At any rate, it's nearly impossible for readers to discover the majority of new books being published right now, and that doesn't sound like a very good business model to me, to put out products you have no way of knowing if people will like, packaged in a way you don't know will actually appeal to the customers, and without doing much of anything to make potential customers aware that these products exist.

1 comment:

Anonymous said...

Along those lines of covers not matching content, when I saw the covers for Patricia Briggs Moon Called series, I decided to never so much as poke at them.

Then through a convoluted series of events, I accidentally read an excerpt and discovered IN THAT EXCERPT that the main character wasn't the, er, woman of easy virtue she seemed from the cover. The excerpt left room for some concern still, but I decided to risk it.

For friends of mine and other people I've met online, those books have lost readers—and sales—from the needlessly slutty covers. (Do I really need to see Mercy's bra a la Blood Bound cover?)

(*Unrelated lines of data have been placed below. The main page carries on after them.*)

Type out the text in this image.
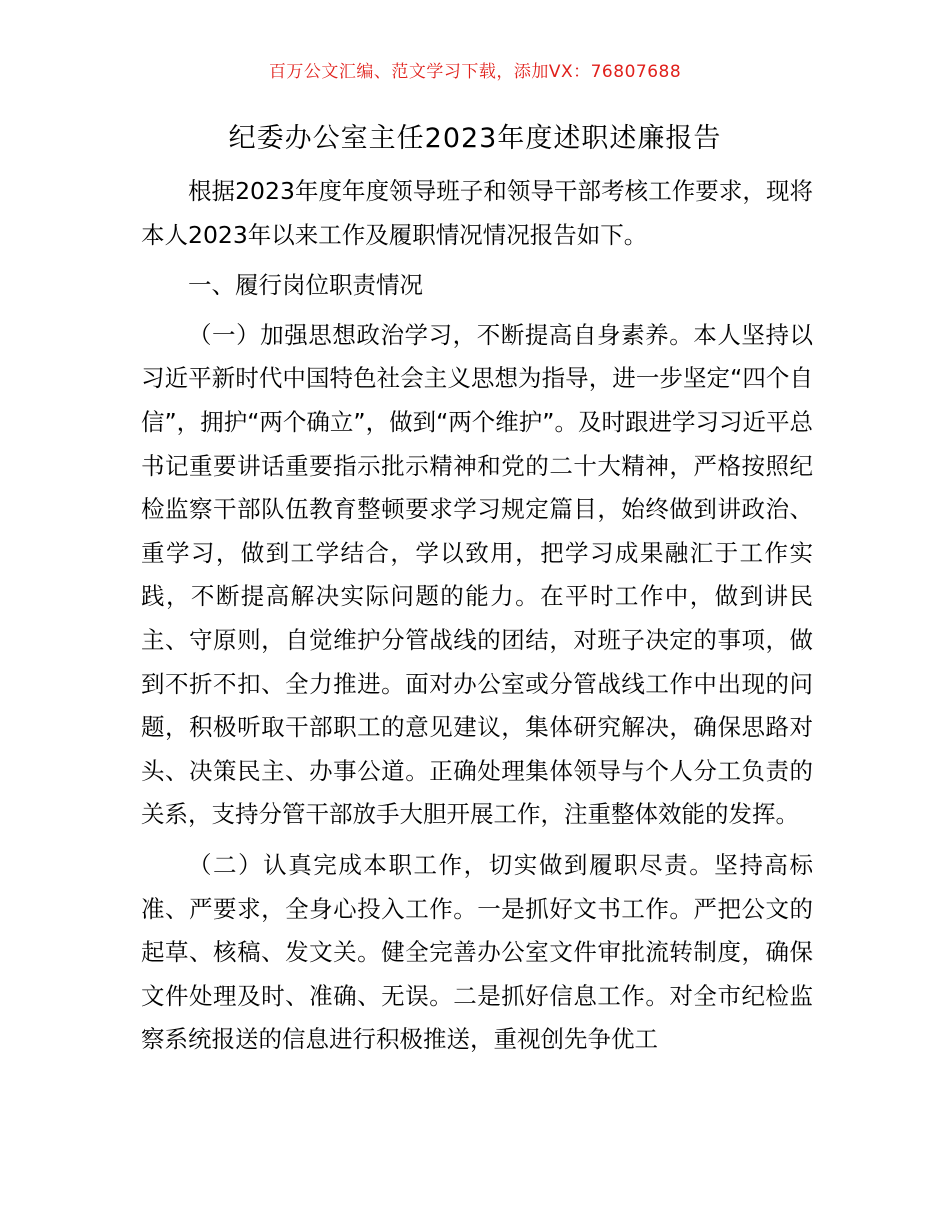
百万公文汇编、范文学习下载，添加VX：76807688
纪委办公室主任2023年度述职述廉报告

根据2023年度年度领导班子和领导干部考核工作要求，现将本人2023年以来工作及履职情况情况报告如下。

一、履行岗位职责情况

（一）加强思想政治学习，不断提高自身素养。本人坚持以习近平新时代中国特色社会主义思想为指导，进一步坚定“四个自信”，拥护“两个确立”，做到“两个维护”。及时跟进学习习近平总书记重要讲话重要指示批示精神和党的二十大精神，严格按照纪检监察干部队伍教育整顿要求学习规定篇目，始终做到讲政治、重学习，做到工学结合，学以致用，把学习成果融汇于工作实践，不断提高解决实际问题的能力。在平时工作中，做到讲民主、守原则，自觉维护分管战线的团结，对班子决定的事项，做到不折不扣、全力推进。面对办公室或分管战线工作中出现的问题，积极听取干部职工的意见建议，集体研究解决，确保思路对头、决策民主、办事公道。正确处理集体领导与个人分工负责的关系，支持分管干部放手大胆开展工作，注重整体效能的发挥。

（二）认真完成本职工作，切实做到履职尽责。坚持高标准、严要求，全身心投入工作。一是抓好文书工作。严把公文的起草、核稿、发文关。健全完善办公室文件审批流转制度，确保文件处理及时、准确、无误。二是抓好信息工作。对全市纪检监察系统报送的信息进行积极推送，重视创先争优工
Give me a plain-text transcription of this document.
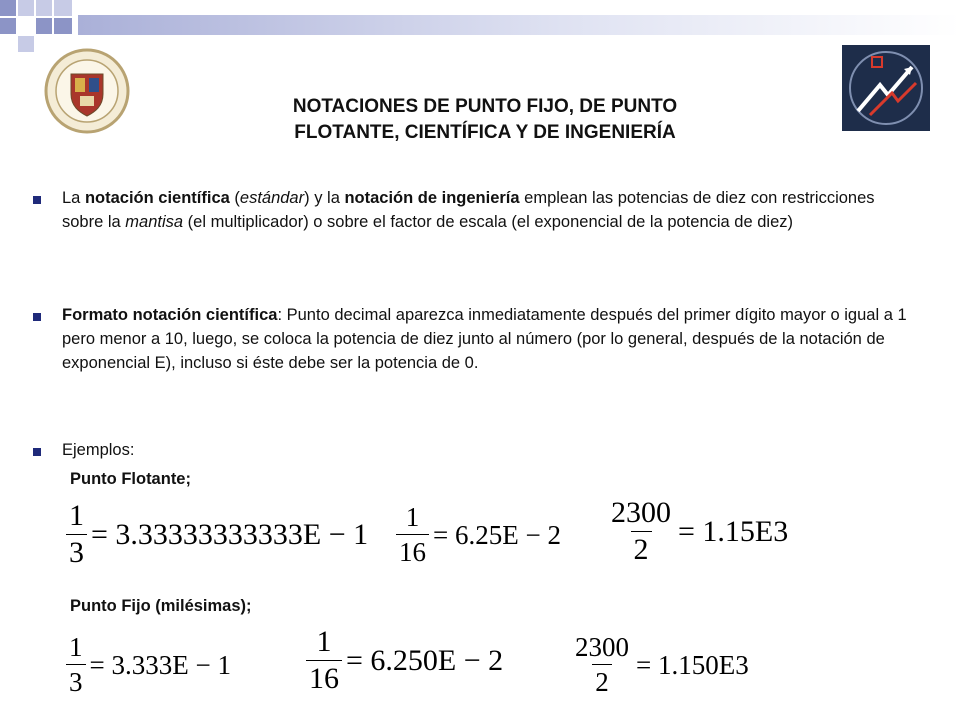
NOTACIONES DE PUNTO FIJO, DE PUNTO
FLOTANTE, CIENTÍFICA Y DE INGENIERÍA
La notación científica (estándar) y la notación de ingeniería emplean las potencias de diez con restricciones sobre la mantisa (el multiplicador) o sobre el factor de escala (el exponencial de la potencia de diez)
Formato notación científica: Punto decimal aparezca inmediatamente después del primer dígito mayor o igual a 1 pero menor a 10, luego, se coloca la potencia de diez junto al número (por lo general, después de la notación de exponencial E), incluso si éste debe ser la potencia de 0.
Ejemplos:
Punto Flotante;
$\frac{1}{3} = 3.33333333333E - 1 \frac{1}{16} = 6.25E - 2 \frac{2300}{2} = 1.15E3$
Punto Fijo (milésimas);
$\frac{1}{3} = 3.333E - 1$	$\frac{1}{16} = 6.250E - 2$	$\frac{2300}{2} = 1.150E3$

I live with my parents. If I bought a book like that, they would see the covers alone and flip, regardless of the content. In fact, they'd hate the content, too-they hate fantasy.

Anyway, I guess something someone told me at my previous job applies here: "You're still expecting business to make sense."

*thinks* Can't really see why that's such a bad thing.

And it would be nice to be able to walk into a bookstore and not bite my lip as I worry if I want to risk reading [fill in the blank].